Under that legal agreement, the Sheriff’s Department did not admit or agree with the Justice Department’s findings, but agreed to provide “bias-free policing.”
The Sheriff’s Department also agreed to train its deputies on stops, searches and detention to end arbitrary searches and only allow stops warranted by “reasonable suspicion” rather than based on race, color, ethnicity, national origin, religion, gender, gender identity, disability, sexual orientation or perceived immigration status.
That settlement also required the Sheriff’s Department to ensure that investigations by housing authorities were not being used to harass residents or push them to relocate.
Federal officials accused the county, Lancaster and Palmdale in 2013, after a two-year investigation, of waging a campaign of discrimination against black residents, particularly those living in low-income subsidized housing.

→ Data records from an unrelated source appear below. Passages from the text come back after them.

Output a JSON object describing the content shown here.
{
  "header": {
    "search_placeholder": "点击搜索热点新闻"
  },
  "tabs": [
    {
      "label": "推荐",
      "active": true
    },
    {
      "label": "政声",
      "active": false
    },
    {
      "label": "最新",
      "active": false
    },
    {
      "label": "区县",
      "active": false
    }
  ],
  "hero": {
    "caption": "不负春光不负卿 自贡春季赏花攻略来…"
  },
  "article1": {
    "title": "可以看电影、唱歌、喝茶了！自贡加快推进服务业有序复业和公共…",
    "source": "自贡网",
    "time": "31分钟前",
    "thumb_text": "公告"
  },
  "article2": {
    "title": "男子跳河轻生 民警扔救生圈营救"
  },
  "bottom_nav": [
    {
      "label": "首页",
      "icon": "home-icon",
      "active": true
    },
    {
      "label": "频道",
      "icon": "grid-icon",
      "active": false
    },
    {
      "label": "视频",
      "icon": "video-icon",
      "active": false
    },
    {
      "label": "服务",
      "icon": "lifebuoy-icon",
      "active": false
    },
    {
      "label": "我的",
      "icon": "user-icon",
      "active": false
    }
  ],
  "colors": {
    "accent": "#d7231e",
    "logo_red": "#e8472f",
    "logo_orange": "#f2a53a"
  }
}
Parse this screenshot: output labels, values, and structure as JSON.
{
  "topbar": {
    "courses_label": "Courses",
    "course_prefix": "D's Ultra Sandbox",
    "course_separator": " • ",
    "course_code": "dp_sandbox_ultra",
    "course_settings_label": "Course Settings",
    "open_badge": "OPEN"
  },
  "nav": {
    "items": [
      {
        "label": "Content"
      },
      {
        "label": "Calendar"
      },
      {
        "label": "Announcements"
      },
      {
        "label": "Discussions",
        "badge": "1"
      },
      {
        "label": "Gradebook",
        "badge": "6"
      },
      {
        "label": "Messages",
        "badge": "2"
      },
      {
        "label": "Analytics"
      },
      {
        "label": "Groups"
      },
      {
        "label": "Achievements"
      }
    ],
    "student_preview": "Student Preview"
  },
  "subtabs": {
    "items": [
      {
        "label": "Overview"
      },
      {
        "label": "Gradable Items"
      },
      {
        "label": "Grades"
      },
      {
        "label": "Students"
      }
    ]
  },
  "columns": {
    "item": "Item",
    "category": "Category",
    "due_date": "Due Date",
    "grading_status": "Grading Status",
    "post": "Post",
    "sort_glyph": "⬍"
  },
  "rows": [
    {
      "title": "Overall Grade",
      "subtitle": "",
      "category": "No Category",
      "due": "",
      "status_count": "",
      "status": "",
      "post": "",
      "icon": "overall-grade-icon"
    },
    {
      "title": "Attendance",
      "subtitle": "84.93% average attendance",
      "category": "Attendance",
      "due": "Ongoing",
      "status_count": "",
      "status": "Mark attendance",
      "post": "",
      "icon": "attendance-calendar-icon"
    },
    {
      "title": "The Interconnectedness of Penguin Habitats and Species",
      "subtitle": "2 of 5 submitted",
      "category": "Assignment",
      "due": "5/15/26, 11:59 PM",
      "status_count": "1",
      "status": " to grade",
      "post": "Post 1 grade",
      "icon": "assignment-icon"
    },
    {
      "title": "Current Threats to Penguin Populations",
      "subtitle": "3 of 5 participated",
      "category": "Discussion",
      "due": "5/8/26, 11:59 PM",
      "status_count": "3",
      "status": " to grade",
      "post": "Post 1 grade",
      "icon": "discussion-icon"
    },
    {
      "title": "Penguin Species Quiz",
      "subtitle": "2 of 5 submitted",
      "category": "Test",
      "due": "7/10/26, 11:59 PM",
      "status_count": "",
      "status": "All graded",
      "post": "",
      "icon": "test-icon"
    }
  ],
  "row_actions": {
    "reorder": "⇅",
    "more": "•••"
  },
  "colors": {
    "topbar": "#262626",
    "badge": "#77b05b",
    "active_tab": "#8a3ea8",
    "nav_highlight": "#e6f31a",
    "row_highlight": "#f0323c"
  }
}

Federal officials said some sheriff’s personnel in the Antelope Valley had engaged in a “pattern or practice of stops, searches and seizures and excessive force in violation of the Constitution and federal law.”
Investigators also found discrimination against African-Americans in violation of the Fair Housing Act.
That discrimination often took the form of teams of armed sheriff’s deputies accompanying county housing agency investigators on surprise inspections of Section 8 housing, looking for violations of housing rules.
Tenants told stories of being intimidated by as many as 10 armed deputies and Public Counsel said the crackdown created a climate of fear and hostility.
Some officials at the time argued the compliance checks were needed to root out abuses in the program.
In 2012, to settle a suit brought by the NAACP and other civil rights organizations charging discrimination against residents of federally subsidized housing, the Sheriff’s Department put a moratorium on “enhanced investigation agreements” with Palmdale and Lancaster and vowed to retrain deputies on the rights of Section 8 tenants.